Next week, the Senate will consider a measure to amend New Hampshire’s Constitution to create a new balanced budget requirement. If passed by the legislature and approved by New Hampshire’s voters, CACR 27 would prohibit expenditures in any year from exceeding available revenue and barring policymakers from borrowing to cover operating costs. While such an amendment may have some innate appeal, in reality, it is both redundant and risky.
As a general rule, changes to New Hampshire’s most basic and foundational document should be rare and demonstrate a clear need. CACR 27 fails to meet this standard, as existing statute already includes similar requirements for the state budget. More specifically, RSA 9:8-b states that “The general court shall not adopt an operating budget for any fund, or any other legislation which provides for appropriations, which exceed the state’s total estimated revenues from existing, increased, or new taxes, fees, operating income and other sources.” It goes on to stipulate that “Such operating budget shall not use bonded indebtedness to fund operating appropriations.”
What’s more, current statutory requirements are reinforced by both political and economic forces. New Hampshire voters expect that their elected officials will act in a fiscally responsible manner and balance the state budget. Indeed, as the National Conference of State Legislatures has noted:
For the majority of the states…the most important factor contributing to balanced budgets is not an enforcement mechanism or a provision specifying how a shortfall will be resolved.

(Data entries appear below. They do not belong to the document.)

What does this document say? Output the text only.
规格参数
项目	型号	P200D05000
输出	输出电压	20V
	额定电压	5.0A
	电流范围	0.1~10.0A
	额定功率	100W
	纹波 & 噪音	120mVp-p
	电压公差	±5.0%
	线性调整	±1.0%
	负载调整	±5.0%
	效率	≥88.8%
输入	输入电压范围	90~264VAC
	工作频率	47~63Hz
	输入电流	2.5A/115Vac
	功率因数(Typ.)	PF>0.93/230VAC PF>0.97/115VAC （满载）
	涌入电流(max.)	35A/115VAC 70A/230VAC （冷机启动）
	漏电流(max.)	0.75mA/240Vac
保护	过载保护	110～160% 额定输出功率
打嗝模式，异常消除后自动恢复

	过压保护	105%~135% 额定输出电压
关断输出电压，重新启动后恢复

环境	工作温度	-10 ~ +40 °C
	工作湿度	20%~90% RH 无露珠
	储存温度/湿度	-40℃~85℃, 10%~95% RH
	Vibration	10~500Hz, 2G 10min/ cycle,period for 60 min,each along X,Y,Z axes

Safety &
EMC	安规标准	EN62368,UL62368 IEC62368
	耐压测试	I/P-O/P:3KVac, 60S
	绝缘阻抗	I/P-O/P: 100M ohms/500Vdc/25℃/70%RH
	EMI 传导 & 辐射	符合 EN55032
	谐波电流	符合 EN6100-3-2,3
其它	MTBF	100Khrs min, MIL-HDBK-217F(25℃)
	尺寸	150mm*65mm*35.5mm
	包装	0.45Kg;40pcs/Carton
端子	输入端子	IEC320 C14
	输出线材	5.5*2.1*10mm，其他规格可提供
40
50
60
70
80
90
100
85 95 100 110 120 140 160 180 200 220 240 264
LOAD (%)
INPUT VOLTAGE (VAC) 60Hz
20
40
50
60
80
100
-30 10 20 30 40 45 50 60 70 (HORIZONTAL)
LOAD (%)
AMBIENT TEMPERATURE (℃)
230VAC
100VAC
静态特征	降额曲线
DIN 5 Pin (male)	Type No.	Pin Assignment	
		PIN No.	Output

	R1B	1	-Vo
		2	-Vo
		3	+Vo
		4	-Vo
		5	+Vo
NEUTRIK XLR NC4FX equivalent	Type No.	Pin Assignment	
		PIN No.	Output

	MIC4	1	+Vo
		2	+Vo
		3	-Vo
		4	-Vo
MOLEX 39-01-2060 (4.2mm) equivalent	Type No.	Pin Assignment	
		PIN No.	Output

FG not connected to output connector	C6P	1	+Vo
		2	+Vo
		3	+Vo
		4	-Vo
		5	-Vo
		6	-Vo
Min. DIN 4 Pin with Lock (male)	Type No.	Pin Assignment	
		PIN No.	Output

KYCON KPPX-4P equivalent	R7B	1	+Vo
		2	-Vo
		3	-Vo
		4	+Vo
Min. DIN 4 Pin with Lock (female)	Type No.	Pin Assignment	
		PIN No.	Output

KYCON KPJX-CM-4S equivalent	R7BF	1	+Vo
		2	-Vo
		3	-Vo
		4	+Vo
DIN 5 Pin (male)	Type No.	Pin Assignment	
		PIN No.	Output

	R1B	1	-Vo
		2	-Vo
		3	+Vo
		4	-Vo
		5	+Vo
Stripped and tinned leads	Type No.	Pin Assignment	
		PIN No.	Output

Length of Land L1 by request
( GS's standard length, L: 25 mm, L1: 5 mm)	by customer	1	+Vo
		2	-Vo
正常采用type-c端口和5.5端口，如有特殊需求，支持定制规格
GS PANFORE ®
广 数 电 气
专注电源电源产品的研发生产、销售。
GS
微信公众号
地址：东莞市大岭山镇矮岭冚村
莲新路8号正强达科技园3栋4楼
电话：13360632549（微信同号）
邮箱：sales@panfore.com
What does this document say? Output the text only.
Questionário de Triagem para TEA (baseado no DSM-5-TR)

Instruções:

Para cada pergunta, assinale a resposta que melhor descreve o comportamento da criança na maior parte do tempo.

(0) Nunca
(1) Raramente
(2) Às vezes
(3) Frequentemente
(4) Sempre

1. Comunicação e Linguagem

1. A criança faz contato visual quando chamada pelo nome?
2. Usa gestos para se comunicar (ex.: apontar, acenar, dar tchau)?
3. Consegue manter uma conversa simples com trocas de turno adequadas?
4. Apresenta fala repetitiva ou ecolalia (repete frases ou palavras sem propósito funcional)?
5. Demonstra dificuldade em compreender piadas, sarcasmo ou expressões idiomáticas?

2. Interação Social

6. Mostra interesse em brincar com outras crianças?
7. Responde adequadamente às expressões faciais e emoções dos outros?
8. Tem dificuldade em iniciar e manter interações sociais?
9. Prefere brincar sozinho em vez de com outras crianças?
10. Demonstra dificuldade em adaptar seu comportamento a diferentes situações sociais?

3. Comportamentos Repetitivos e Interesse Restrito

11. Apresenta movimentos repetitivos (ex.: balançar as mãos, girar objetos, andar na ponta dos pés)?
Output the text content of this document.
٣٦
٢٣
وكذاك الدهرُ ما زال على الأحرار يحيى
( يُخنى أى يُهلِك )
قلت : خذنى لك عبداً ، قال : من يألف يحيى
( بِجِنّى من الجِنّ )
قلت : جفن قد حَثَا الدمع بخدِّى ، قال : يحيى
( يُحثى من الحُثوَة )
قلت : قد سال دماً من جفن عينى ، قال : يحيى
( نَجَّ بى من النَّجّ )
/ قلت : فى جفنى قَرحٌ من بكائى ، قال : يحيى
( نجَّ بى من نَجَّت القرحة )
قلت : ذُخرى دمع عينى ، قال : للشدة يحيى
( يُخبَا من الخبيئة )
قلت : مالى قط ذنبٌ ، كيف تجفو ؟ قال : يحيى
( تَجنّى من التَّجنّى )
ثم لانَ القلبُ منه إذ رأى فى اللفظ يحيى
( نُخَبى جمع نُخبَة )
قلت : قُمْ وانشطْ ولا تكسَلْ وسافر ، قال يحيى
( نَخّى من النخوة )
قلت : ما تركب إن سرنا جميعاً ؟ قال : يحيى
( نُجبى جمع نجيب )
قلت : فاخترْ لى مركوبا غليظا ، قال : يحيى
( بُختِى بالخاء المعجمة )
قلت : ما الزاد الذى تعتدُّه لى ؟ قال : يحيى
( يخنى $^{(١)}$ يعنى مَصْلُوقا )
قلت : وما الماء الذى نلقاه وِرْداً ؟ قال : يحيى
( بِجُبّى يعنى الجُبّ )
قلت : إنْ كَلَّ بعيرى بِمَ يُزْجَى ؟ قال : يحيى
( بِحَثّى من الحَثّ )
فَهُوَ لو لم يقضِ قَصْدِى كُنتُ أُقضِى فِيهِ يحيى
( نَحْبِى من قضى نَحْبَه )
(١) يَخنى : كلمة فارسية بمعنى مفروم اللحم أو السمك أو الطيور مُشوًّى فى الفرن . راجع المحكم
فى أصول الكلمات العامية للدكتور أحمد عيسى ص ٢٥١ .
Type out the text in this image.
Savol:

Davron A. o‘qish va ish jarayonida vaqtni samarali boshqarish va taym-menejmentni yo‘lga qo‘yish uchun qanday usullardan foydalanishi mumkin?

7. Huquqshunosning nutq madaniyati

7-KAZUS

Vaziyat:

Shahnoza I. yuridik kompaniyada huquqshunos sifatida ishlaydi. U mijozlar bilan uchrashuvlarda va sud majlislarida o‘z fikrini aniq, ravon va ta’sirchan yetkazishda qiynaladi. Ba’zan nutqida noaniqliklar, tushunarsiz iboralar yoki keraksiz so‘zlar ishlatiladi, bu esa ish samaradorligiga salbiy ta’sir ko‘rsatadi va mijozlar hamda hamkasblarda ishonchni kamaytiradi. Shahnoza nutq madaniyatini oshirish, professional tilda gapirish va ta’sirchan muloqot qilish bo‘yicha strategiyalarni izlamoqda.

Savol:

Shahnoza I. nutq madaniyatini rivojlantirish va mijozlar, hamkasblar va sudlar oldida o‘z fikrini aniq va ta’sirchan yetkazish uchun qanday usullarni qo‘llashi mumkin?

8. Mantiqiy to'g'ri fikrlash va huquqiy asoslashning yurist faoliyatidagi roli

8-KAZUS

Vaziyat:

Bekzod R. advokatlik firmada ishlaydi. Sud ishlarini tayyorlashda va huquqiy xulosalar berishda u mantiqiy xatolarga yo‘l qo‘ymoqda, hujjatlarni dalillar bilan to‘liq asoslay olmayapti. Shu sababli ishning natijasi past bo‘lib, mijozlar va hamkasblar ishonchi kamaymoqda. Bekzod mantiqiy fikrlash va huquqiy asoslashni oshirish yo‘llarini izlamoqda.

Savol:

Rather, it is the tradition of balancing the budget that has created a forceful political rule to do so…the expectation that state budgets will be balanced is the most important force in maintaining a balanced budget.[i]
At the same time, bond rating agencies look favorably on states that meet those expectations and that do so via a transparent process that matches sustainable revenues with manageable expenses.
Some may argue that New Hampshire ought to elevate these kind of prohibitions and enshrine them in the Constitution, but doing so could have unintended consequences. In tough times, states need flexibility to be able to balance their budgets. CACR 27 would constrain that flexibility, increasing the likelihood that future legislatures will have to resort to larger tax increases or deeper spending cuts than they might otherwise pursue in the depths of a recession.
In addition, placing a balanced budget requirement in the Constitution may lead to judicial intervention in New Hampshire’s budget process in order to clarify the meaning of such strictures or to reconcile potential conflicts. In other words, rather than strengthen New Hampshire’s budget process, CACR 27 holds the potential to distort and to disrupt it.
As amended and approved by the Finance Committee, CACR 27 would permit legislators to waive its balanced budget requirement with a two-thirds vote in both the House of Representatives and the Senate. However, as NHFPI has observed about similar constitutional proposals in recent years, a supermajority mechanism may foster partisan gridlock at the State House, as it would cede control over important priorities to a minority of the legislature. Nine individuals – the number of Senators required to keep the chamber from achieving a two-thirds supermajority – could forestall passage of the budget or delay or halt consideration of other critical legislation, if they were to withhold their backing in exchange for concessions on other, potentially unrelated issues.
In short, not only does CACR 27 seek to address a problem that does not now exist, but it could make the already difficult task of crafting the state’s budget even more so.
[i] National Conference of State Legislatures, NCSL Fiscal Brief: State Balanced Budget Provisions, October 2010, p. 9, emphasis in original.